なんか凄く珍しいタイプの魔だって言われた気がしたのだけど。
「ええ。仮に貴方が〝疾走〟と呼んでいる強化付与タイプをスキル1としましょうか。そして〝崩壊〟を2と。スキル1は、恐らくその体内の細胞を崩壊するほどのスピードで活性化させていると思うのです」
そ、それって寿命が縮んじゃうのかな。別にそんなに実感がないので、よく分かってないんだよなぁ。
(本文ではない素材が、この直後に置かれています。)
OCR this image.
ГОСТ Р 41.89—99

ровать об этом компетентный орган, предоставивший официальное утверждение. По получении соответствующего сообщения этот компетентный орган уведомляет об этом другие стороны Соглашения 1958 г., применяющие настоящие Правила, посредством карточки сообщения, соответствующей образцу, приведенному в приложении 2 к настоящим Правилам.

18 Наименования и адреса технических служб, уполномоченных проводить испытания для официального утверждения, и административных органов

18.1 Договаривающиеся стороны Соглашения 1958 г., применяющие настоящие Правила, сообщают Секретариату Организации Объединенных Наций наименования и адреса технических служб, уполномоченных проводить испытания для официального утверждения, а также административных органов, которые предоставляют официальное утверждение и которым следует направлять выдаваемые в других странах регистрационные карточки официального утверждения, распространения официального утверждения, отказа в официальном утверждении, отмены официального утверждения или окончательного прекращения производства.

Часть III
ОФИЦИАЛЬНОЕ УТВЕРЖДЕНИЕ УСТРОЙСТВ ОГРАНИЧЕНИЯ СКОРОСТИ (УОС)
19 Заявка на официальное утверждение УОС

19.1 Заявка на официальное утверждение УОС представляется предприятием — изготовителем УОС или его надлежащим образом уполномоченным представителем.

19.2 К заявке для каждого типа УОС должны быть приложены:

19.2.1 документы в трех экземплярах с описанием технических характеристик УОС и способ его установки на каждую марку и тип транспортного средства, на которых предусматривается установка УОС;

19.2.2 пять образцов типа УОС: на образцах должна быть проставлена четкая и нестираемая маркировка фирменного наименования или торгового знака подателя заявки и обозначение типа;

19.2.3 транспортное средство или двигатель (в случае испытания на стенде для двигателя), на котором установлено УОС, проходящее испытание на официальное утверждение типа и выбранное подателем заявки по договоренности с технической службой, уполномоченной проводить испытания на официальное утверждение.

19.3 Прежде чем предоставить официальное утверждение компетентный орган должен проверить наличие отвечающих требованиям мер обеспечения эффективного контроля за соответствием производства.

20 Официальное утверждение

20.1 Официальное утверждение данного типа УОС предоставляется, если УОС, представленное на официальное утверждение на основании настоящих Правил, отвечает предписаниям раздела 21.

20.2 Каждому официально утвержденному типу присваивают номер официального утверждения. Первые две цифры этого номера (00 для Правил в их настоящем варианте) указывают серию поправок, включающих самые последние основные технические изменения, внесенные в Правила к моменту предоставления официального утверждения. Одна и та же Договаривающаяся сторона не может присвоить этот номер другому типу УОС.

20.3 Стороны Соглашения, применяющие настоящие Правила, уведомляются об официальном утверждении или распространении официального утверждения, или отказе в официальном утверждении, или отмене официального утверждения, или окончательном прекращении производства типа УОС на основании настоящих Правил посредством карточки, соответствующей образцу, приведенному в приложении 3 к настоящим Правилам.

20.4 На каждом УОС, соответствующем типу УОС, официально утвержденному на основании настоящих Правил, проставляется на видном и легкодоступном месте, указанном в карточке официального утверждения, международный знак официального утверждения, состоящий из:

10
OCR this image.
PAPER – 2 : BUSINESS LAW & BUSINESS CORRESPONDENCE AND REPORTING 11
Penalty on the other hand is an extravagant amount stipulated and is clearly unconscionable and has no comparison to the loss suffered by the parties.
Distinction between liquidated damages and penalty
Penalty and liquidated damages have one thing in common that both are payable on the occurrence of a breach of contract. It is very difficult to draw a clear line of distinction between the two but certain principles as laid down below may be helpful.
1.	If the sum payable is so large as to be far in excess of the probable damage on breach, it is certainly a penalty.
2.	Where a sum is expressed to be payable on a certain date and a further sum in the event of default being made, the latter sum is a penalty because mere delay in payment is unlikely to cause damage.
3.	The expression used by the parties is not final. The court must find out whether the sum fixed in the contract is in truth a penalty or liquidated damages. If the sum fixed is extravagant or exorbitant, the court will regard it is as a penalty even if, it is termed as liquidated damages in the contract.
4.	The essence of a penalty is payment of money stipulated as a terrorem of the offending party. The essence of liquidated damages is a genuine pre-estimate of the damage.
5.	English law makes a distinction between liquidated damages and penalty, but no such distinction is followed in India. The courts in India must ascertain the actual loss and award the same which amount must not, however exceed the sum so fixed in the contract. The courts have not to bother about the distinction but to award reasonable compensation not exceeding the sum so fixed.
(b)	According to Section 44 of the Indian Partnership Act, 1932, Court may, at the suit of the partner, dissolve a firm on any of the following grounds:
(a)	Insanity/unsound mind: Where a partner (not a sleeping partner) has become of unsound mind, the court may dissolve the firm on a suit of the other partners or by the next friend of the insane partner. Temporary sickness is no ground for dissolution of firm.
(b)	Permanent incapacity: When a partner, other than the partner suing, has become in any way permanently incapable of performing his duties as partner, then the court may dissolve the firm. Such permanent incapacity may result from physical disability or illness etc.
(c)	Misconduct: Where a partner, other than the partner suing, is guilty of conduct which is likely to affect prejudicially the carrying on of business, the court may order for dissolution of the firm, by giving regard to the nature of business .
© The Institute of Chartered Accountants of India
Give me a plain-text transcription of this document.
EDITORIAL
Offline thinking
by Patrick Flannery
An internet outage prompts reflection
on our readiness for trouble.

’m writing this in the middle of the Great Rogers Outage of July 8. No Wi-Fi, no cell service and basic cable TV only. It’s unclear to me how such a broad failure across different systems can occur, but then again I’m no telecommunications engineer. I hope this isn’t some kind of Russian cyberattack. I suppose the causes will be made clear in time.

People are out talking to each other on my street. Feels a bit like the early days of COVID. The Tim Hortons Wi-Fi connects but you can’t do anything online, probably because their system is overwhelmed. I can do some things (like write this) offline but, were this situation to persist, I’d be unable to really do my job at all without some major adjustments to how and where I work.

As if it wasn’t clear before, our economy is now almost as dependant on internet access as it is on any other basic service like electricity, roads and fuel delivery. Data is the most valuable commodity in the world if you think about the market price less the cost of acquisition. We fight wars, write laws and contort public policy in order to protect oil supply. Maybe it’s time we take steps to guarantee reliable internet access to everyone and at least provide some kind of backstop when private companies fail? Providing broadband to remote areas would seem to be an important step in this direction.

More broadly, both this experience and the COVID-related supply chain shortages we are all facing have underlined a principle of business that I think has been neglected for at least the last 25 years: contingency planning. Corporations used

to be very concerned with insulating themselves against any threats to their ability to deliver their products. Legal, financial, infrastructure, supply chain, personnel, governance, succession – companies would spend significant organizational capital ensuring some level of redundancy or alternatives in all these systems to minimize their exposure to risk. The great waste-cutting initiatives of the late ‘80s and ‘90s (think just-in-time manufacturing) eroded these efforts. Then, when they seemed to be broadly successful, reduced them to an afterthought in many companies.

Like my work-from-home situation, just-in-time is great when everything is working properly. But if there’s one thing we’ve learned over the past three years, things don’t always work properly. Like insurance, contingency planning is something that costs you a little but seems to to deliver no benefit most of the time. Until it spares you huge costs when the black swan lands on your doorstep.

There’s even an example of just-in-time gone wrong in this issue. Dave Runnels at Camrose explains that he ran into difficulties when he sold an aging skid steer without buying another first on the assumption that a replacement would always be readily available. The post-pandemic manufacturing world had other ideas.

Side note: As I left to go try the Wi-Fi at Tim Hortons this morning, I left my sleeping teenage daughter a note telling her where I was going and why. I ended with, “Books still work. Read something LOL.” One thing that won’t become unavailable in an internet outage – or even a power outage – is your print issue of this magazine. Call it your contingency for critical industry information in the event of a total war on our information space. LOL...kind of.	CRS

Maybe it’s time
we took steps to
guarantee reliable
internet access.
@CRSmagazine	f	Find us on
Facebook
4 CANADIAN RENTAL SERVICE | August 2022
「ええ。まぁ、細胞を早くに老化させてしまうのは事実だと思っておいた方が無難でしょう。ですから、反転現象に転じてしまえば、確かに貴方自身が非常に危険な存在になるのも本当です。しかし、それは翻せば他者へも付与させられる効果を持つ、運用に気を配り適切に使いこなせれば、反転せずに強力な世界への貢献者になり得るというのを意味します」
そっか。連携がどうこうと、この間言ってたのは、そこに繋がるんだ。色々な物をそうやって強化させたり、または別の用途に使う方法もある、と。
そして反転、ね。
「しかし問題は貴方のその魔眼の特性に、自分以外の対象は崩壊へ導くように、魔眼の自己作用なのか、貴方の自意識にも自然とそうインプットされていることです。ですから――」
一呼吸置いて、車輪さんはこう告げる。
「反転しないように精神状態を保つことを優先し、魔力の運用をもう少し改善することですね。それから空間認識の魔術と操作に加えて、そのスキル1を対象に付加させる技術も確立したい所です。初めは物の強度の強化や投擲武器のスピード向上などですね」
「あの・・・・・・。それは分かったんですけど、そのイニュエンドゥについては、何も調査とかしなくていいんですか?」
「それも私がNPGに報告と対策を仰ぎましょう。ですが、今は不確定要素でもありますし、こちらから出来ることは何もはないでしょう。〝世界〟という単語を持ち出されましても、どういう定義でそれを使っているか、未だ不明確です」
世界というのは、確かに漠然とした言葉だよね。
宇宙的意志とか存在を内包する空間とも定義出来るかもしれないけど、それとも少し違う意味合いでも彼女は使っている節もあったし。
「それに恐らく、あれはこちらから何の対処も出来ない代物です。そのディストーションとやらに認定されれば、もうその人間は消去されるしかないのでしょう。鉛筆で描いた落書きが消しゴムで消されるように」
うーん、ウイルス駆除装置と考えるべきってことなのか。
でもそれにしては、かなりルーズで自由に遊んでる感じで、あの子自体は気楽なんですよねぇ。
「ええ。意志は確立されていると見た方がいいかもしれません。だからこそ、自らの使命を自覚出来るとも言えます。ですから、今私達がすべきは、未だ未成熟な能力者である貴方の育成なのですよ、フィアレス」
あ、またそのコードネーム。食事中なんだし、普通にさっきみたいに空さんって呼んでくれていいのに。
「・・・・・・失礼。どうも偽装時の生活というのにまだ私が慣れていないようですね。以後気をつけます」
「ううん。そんな肩肘張らなくても、自然に出来るように、これからちょっとずつ慣れてくれればいいですよ。突然こっちに来て、まだ勝手も分からないだろうし、戸惑いもあると思うんで」
フルフルと首を振る車輪さん。何か自分で許せない規律があるかのように。
「いえ、それではいけません。機関のエージェントたるもの、どこでも適応しなくては、いつ不要と判断されて処分されるか分かりませんから」
――――そうか。
改造人間だと、それくらいシビアな世界に生きなくちゃいけないのよね。
っていうか、私もそういうポジションに、今はもういるのじゃないかしら。